The expanding digital health ecosystem now spans 140+ countries, while strong device and mask demand drives sustainable growth. Manufacturing efficiencies and component cost improvements enhance profitability. These fundamental drivers—innovation leadership, proven clinical outcomes, global scale, and operational excellence—position ResMed for continued market share gains and margin expansion throughout 2026.
The Zacks Consensus Estimate for this Zacks Rank #2 company’s 2026 earnings has moved north by 1.4% to $10.97 per share in the past 60 days.
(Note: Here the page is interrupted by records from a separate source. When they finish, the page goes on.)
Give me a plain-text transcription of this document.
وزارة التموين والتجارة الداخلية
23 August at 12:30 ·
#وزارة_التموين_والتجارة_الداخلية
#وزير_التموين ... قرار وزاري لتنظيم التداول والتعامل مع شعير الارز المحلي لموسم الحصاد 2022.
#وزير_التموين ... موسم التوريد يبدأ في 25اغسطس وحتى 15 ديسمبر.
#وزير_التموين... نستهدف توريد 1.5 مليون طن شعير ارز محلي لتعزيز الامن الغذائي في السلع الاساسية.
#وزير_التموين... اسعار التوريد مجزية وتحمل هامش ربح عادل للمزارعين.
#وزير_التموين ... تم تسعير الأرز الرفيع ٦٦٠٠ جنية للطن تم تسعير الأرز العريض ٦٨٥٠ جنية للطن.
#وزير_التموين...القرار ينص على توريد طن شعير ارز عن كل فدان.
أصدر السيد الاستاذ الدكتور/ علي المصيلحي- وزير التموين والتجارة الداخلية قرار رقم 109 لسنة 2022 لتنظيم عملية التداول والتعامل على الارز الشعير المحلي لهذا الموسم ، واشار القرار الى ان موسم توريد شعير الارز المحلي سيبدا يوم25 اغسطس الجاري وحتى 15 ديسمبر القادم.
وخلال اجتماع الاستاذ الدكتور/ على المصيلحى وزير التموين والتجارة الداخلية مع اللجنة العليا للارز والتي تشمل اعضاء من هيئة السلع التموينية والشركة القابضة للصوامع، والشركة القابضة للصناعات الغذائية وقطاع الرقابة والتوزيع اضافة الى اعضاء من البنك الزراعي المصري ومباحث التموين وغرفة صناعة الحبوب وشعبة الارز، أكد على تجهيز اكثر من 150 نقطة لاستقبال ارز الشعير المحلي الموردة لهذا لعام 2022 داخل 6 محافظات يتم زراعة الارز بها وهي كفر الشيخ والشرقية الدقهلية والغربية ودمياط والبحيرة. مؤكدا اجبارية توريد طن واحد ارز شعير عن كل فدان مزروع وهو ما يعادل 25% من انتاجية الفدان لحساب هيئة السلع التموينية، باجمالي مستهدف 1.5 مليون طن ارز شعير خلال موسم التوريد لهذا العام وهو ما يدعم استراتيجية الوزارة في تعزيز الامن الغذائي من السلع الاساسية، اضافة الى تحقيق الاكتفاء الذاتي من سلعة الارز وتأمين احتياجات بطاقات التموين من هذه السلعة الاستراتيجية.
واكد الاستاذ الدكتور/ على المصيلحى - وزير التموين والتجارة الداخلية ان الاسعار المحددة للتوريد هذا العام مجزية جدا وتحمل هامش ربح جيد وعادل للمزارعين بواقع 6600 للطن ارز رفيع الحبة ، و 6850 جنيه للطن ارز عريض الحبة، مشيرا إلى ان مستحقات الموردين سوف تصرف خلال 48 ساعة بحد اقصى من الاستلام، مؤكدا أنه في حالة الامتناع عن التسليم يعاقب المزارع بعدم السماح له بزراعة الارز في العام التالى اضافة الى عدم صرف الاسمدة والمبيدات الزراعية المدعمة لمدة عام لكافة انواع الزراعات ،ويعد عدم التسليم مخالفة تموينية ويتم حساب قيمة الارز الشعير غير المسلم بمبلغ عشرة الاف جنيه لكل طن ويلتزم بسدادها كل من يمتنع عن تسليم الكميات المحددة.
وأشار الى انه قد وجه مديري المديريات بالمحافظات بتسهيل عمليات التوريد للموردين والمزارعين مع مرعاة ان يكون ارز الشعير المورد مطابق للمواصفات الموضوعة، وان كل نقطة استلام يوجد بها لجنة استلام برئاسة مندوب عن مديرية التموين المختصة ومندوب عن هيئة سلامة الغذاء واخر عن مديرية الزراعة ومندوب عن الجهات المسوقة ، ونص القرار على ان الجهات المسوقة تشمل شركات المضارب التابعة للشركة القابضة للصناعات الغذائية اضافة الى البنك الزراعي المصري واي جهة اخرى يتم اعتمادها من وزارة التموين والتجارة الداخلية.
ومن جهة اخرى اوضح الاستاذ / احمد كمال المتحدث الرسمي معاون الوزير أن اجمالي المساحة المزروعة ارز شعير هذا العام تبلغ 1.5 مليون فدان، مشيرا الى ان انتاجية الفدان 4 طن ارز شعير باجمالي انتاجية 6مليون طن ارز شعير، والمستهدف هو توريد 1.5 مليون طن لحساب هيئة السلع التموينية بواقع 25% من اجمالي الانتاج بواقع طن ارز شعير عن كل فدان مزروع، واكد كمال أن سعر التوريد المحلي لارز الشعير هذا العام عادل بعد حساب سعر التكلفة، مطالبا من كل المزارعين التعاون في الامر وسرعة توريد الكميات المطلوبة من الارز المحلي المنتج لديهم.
The company surpassed the Zacks Consensus Estimate in the trailing four quarters, the average surprise being 2.74%.
Ameriprise Financial has been witnessing strong fundamental momentum following record fourth-quarter earnings of $10.83 per share, reflecting 16% year-over-year growth. The wealth management franchise delivered record pretax operating earnings of $926 million with a robust 29.3% margin, driven by exceptional advisor productivity that reached $1.1 million per advisor annually. Bank assets expanded 7% to $25.3 billion, providing sustainable net investment income amid evolving interest rates.
This Zacks Rank #2 company recruited 91 experienced advisors during the fourth quarter, demonstrating continued success in attracting top talent. Asset management earnings surged 17% to $293 million with improved margins. Recent recognition as the highest-ranked diversified financial services firm on TIME's Most Iconic Companies list underscores the brand strength, supporting client and advisor growth trajectories throughout 2026.
The Zacks Consensus Estimate for AMP’s 2026 earnings has moved south by 0.4% to $41.49 per share in the past 60 days. Its earnings surpassed the Zacks Consensus Estimate in each of the trailing four quarters, the average surprise being 3.49%.